Toronto Blue Jays: Why the Dickey Deal Is a Defining Moment for the Franchise

Tim Mackay@@TMackers19Correspondent IDecember 16, 2012

NEW YORK, NY - SEPTEMBER 27:  R.A. Dickey #43 of the New York Mets acknowledges the crowd after being pulled in the eighth inning against the Pittsburgh Pirates at Citi Field on September 27, 2012 in the Flushing neighborhood of the Queens borough of New York City.  (Photo by Alex Trautwig/Getty Images)
Alex Trautwig/Getty Images

Barring a very surprising turn of events, the Toronto Blue Jays will have made their second blockbuster trade of the 2012 offseason. 

After acquiring Josh Johnson, Mark Buehrle, Jose Reyes and Emilio Bonifacio in a massive 12-player deal in November, it appears as though GM Alex Anthopoulos has completed yet another multiplayer trade, this one centred around reigning NL Cy Young award winner R.A. Dickey. 

According to a report from Fox Sports, the trade would involve the Mets giving up Dickey, backup catcher Josh Thole and a "non elite prospect," while the Jays would send back catcher John Buck, Travis D'Arnaud and Noah Syndergaard. 

Both D'Arnaud and Syndergaard are highly ranked prospects according to Baseball America, and the fact that the Jays were willing to part with these two makes this deal a massive moment in the franchise's history.

If you weren't already convinced that Anthopoulos and the Jays were "all-in" for the next few seasons, it would be tough to avoid that conclusion now.  

Surprisingly, the Marlins trade allowed the Jays to essentially keep their farm system in tact, and thus allowed Anthopoulos to turn their more attractive prospects into R.A. Dickey. If the Marlins had been more aggressive, the Jays likely wouldn't have had the assets to trade for Dickey. 

According to the Fox Sports report, the Jays have approximately 72 hours to sign Dickey to a contract extension or the trade will be null. 

But make no mistake, Jays fans, if Dickey signs an extension and the trade does indeed include D'Arnaud and Syndergaard, the next three years are monumental for this franchise. 

Assuming Dickey signs a two-year extension, that gives the Jays control over him through 2015. 

Disregarding options, according to Cot's Baseball Contracts, other Jays who are signed through 2015 but no further include Jose Bautista, Edwin Encarnacion, Ricky Romero and Mark Buehrle. That's not to mention several other key players whose current deals expire before 2015. 

The window of opportunity is the next three seasons. 

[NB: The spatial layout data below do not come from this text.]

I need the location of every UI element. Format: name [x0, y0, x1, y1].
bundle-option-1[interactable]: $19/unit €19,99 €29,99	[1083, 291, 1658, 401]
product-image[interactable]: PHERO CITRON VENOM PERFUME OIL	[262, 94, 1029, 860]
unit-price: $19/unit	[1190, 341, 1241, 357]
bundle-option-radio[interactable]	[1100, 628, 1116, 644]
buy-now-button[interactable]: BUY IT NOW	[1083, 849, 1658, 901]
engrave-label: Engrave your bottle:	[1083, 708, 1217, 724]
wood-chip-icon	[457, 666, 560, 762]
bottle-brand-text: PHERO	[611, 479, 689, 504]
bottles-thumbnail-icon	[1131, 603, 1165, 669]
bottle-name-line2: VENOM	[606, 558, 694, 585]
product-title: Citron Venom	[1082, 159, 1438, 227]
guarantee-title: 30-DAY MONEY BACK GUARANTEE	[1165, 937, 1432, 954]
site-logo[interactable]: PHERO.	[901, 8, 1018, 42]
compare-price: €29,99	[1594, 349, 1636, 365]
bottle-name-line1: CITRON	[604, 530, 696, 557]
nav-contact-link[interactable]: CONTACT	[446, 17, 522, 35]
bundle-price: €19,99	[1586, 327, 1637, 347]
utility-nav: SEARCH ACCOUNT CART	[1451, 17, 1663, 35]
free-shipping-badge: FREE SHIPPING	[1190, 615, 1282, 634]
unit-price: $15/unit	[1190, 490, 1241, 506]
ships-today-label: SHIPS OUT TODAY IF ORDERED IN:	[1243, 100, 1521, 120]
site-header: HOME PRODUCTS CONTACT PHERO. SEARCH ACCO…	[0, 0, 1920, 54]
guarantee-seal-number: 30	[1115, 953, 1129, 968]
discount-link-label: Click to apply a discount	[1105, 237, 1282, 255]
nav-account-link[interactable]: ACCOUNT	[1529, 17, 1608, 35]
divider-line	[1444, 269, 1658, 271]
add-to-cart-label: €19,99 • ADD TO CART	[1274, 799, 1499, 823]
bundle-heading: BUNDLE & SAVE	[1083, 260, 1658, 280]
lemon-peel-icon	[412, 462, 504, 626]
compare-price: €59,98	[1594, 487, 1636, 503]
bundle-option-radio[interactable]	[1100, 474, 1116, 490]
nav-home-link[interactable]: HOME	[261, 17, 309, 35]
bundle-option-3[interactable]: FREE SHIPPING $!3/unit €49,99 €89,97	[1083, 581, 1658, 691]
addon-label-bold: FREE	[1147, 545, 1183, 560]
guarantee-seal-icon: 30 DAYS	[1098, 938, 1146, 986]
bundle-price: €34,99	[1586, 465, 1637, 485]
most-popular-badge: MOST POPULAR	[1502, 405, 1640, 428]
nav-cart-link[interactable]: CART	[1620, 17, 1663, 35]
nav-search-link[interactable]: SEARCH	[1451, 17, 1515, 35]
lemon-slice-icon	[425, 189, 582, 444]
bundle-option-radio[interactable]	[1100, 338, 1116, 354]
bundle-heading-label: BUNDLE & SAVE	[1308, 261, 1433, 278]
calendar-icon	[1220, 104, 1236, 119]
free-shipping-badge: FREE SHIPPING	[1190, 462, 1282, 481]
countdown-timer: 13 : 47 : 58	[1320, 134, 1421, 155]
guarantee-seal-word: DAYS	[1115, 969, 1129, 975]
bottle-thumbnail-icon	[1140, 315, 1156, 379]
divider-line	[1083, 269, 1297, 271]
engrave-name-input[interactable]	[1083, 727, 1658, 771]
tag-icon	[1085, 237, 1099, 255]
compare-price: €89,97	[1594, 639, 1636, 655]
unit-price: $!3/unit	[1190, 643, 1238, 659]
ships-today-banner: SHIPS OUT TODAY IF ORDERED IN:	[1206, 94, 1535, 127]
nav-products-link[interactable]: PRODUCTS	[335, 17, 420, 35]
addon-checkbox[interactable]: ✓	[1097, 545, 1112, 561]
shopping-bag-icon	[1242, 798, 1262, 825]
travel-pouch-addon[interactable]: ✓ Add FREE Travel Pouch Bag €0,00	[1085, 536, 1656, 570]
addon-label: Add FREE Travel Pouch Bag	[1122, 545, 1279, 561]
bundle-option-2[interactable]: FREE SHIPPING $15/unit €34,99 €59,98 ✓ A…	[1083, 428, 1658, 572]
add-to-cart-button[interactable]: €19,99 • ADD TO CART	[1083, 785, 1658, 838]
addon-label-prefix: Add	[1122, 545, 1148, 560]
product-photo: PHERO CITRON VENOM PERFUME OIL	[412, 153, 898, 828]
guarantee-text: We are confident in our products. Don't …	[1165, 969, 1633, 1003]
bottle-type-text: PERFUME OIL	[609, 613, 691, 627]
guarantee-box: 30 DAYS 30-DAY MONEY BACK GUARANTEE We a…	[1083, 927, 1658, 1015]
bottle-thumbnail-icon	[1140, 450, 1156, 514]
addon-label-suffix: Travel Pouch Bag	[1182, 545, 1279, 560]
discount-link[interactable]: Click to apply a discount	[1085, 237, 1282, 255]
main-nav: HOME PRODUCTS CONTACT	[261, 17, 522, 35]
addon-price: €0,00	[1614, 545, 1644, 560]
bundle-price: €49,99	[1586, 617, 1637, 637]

While the Dickey trade will likely divide the Jays fanbase. No doubt the majority will be excited by the addition of a Cy Young award winner, but many will also be upset with the package heading to New York. After all, Dickey is 38 years old.

However, it wouldn't be unreasonable to expect Dickey to continue to pitch effectively for the next three seasons. It would be unreasonable to expect D'Arnaud and Syndergaard to be everyday productive major leaguers between 2013 and 2015.

D'Arnaud may be productive, but with the window closing on Bautista, Encarnacion and Buehrle, Anthopoulos clearly realized that the Jays' chance is next year, 2014 and 2015, and so took the risk. Syndergaard, on the other hand, will start 2013 in High-A ball and would likely arrive in the MLB somewhere around 2015 or 2016. 

Either way, both D'Arnaud and Syndergaard will be going through major learning curves, all while the Jays' current stars—players like Bautista, Reyes, Romero, Morrow and Encarnacion—will be at their peaks. If Dickey can maintain his production, and if you believe in his athleticism and statistics over the last three seasons, then there's no reason to doubt him—giving up D'Arnaud and Syndergaard is a necessary sacrifice.

Anthopoulos recognized that his team's chance to win the World Series is in the very near future. He realized that his core wasn't going to be around when prospects like D'Arnaud and Syndergaard hit their peak. 

So, Jays fans who are upset with this deal need to simply ask themselves whether or not they'd rather contend now or later.  

Because on paper, they've got a World Series roster.